The information will help NASA verify data that its satellites glean daily, extend the product to depth, and help improve currently used algorithms.
In keeping with SOCCOM’s knowledge sharing, or “broader impacts,” component, all the information collected will be freely available to the public, researchers and industry.
SOCCOM will provide direct observations to further understand the importance of the Southern Ocean as suggested by models and ocean studies. Aside from carbon and heat uptake, models have indicated the Southern Ocean delivers nutrients to lower-latitude surface waters that are critical to ocean ecosystems around the world.
In addition, the impacts of ocean acidification as levels of carbon dioxide in the atmosphere increase are projected to be most severe in the Southern Ocean.
Boss says the Southern Ocean — the second smallest of the planet’s five primary oceans — has a disproportionate role in climate regulation. Carbon stored deep in the ocean comes to the surface here and some is released into the atmosphere — however, given the increase in atmospheric CO2 in past decades, much less is released than would be expected.
He says there is still much to learn about this ocean’s significant role in climate regulation.
“It’s a hard area to study,” Boss says of the ocean that encircles Antarctica. “Because there are no barriers, the current is extremely strong. It has some of the roughest seas in the world.”
Other than administering the project, Sarmiento and other Princeton researchers will co-lead the modeling and broader impacts components, as well as coordinated data management. Researchers from NOAA’s Geophysical Fluid Dynamics Laboratory housed on Princeton’s Forrestal Campus will carry out high-resolution earth-system simulations in support of the modeling effort, which is led by the University of Arizona and includes collaborators from the University of Miami.
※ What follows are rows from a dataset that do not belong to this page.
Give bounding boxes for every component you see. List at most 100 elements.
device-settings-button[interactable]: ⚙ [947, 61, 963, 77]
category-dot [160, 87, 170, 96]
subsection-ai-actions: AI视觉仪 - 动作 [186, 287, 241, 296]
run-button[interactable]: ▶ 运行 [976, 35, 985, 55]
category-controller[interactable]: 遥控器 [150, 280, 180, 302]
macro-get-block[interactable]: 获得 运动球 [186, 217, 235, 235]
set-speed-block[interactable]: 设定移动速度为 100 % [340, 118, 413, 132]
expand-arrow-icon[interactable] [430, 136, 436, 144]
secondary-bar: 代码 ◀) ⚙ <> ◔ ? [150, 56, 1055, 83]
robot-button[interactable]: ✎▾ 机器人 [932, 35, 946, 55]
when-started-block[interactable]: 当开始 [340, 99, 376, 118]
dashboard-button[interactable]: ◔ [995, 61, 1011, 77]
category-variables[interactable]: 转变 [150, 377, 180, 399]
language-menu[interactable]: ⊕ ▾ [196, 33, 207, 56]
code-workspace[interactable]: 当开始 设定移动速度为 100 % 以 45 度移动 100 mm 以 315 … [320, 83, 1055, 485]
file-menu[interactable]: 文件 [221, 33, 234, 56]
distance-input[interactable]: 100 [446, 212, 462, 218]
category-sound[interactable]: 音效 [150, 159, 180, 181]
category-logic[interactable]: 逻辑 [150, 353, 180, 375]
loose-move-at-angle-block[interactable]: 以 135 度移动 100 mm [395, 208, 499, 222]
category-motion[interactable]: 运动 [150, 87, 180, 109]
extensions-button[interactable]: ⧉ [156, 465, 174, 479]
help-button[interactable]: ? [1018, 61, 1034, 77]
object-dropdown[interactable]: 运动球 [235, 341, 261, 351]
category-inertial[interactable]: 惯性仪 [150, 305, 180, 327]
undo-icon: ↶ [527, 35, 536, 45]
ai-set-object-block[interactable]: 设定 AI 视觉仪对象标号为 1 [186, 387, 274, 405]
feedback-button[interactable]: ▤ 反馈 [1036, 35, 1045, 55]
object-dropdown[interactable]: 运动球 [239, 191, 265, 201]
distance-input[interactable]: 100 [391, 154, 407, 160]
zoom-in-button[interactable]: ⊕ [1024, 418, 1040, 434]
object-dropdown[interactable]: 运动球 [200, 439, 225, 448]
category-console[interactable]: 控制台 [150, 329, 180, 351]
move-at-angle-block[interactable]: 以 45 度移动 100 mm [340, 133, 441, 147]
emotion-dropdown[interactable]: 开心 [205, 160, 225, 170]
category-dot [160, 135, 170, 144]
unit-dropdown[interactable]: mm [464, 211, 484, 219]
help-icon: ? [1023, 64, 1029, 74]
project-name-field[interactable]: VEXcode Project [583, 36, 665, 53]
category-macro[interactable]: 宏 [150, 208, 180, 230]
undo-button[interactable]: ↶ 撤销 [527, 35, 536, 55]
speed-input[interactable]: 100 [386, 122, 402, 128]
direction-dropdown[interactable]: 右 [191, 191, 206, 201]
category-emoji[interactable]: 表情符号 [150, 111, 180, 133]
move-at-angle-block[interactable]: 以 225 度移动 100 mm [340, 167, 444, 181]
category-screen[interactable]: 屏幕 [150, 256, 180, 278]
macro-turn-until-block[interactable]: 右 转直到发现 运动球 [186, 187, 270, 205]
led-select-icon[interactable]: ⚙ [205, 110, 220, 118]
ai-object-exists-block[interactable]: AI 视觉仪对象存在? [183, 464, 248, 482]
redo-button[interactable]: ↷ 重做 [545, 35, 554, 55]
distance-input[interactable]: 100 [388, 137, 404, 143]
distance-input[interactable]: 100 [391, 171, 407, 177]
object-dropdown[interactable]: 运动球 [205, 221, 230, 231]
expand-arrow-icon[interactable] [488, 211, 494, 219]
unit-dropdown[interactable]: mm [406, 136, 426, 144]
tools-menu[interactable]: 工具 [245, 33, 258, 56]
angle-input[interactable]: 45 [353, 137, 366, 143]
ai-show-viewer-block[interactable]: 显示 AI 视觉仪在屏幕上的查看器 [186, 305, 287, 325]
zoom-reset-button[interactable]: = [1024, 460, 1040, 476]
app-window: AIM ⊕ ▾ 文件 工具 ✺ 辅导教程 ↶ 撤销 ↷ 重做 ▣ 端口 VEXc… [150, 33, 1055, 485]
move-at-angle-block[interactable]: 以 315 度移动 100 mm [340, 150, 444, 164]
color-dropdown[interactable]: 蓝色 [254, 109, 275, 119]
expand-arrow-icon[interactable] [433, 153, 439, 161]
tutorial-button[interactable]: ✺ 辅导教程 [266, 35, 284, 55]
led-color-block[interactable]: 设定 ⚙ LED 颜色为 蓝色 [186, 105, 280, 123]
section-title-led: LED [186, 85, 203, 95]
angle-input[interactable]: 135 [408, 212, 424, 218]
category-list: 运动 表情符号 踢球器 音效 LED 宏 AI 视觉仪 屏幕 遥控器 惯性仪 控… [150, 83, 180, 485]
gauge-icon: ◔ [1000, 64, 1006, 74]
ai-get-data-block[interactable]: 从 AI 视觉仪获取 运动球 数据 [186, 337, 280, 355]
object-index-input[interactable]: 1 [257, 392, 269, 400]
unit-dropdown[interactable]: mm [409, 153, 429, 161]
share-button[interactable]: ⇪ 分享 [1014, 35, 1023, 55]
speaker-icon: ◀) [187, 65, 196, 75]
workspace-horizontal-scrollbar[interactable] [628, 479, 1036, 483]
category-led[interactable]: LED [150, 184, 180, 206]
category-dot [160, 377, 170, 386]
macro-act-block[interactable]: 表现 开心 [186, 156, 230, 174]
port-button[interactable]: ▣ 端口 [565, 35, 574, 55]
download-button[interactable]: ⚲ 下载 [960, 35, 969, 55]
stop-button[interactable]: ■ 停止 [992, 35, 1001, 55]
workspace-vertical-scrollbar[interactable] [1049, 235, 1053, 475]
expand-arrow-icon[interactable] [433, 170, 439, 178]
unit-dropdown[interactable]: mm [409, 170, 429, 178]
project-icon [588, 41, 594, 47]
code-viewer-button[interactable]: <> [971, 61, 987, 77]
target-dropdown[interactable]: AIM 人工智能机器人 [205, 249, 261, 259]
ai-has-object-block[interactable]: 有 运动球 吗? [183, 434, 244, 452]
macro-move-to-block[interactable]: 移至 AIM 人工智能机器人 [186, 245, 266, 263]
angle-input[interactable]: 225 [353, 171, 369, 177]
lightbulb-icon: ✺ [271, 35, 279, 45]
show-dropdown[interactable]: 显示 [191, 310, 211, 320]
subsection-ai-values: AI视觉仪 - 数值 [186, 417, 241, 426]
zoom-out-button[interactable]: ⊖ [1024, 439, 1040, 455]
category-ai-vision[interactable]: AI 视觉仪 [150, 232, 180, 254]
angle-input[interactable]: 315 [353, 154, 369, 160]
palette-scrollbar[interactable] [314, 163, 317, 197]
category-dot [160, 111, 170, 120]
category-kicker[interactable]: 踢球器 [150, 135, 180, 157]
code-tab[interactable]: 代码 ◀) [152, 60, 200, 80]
The floats will be constructed at the University of Washington with sensors from the Monterey Bay Aquarium Research Institute; NOAA’s Climate Program Office will provide half of the basic Argo floats. Float deployment, observation analysis and data assimilation will be led by the Scripps Institution of Oceanography at the University of California-San Diego. Climate Central, a nonprofit science and journalism organization based in Princeton, will oversee the broader-impacts component. Researchers from Oregon State University and NOAA will develop the floats’ carbon algorithms.